One fan we spoke to called this dessert “epic.” The enormous dessert at the retro-style soda shop inside Disney’s Beach Club includes eight scoops of ice cream smothered in every topping the soda shop has. That includes brownies, hot fudge, butterscotch syrup, peanut butter topping, marshmallow crème, strawberry sauce, pineapples, toasted almonds, dark and white chocolate shavings, jellied orange slices, bananas, angel food cake, chocolate sandwich cookies, whipped cream, chocolate morsels, peanut butter morsels, sprinkles, one regular sized candy bar that is quartered and dotted among the mound, and, to finish it off, cherries. It’s enough to feed four but we won’t tell if you eat it all yourself.
Found in Disney Parks and resorts all over the world, the Mickey Bar is as simple as it is delicious: vanilla ice cream dipped in chocolate. That’s it.

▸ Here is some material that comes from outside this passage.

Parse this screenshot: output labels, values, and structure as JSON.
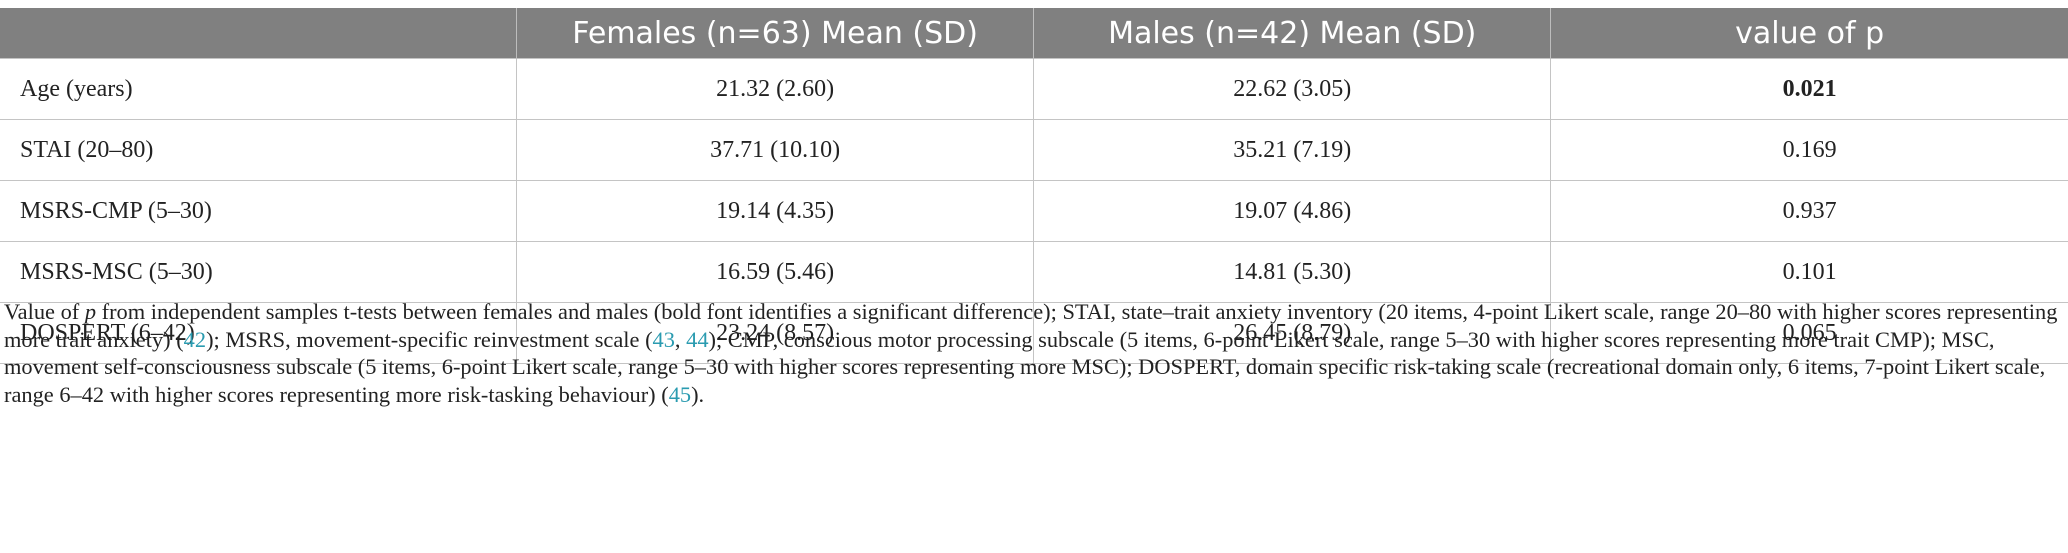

What makes this different than any supermarket ice cream bar? It’s shaped like Mickey Mouse, and therefore has magical powers to taste much better than any other ice cream bar you have ever had. Maybe it’s the scenery; maybe it’s all the Pixie Dust in the air. Whatever it is, it works. The Mickey Bar is one of the most in-demand desserts Disney has ever created.
One of the big snack draws at Disneyland Tokyo is Mickey-shaped everything, from waffles to churros. One of the most popular mouse-shaped snacks is the steamed pork bun. Adventureland is where you will find them, and you can get your fill of savory goodness in the form of pork and chicken, then move to sweet with the Minnie-shaped dessert bun filled with strawberry and milk.
Sure, every theme park in the world sells popcorn. But the popcorn at Tokyo Disney is legendary. The park is famous for its flavored popcorn and guests go nuts for it. Popcorn carts dot the landscape of the park, but that doesn’t mean each doesn’t have its own long line. And depending on where you are, a cart may have its own unique flavor. Think honey-flavored popcorn in pot-style tubs near the Winnie the Pooh attraction, apple cinnamon near Snow White. Other flavors have included soy sauce and butter, caramel, sea salt, and strawberry. Disneyland Tokyo and DisneySea (also near Tokyo) both offer guests popcorn maps so they know where to find the carts and what the current flavors are. New bucket designs come out every few months, so fans are eager to collect and discuss.
Found in Pooh’s Corner in Critter Country in Anaheim’s Disneyland Park and designed to look like Tigger’s tail, these caramel- and chocolate-covered marshmallow sticks are beloved by Disney fans of all ages, despite their super sugary sweetness. After all, everyone’s a kid when they’re at Disney. DIY knockoffs are popular, but just like Marvin Gaye sang, “Ain’t nothin’ like the real thing, baby.”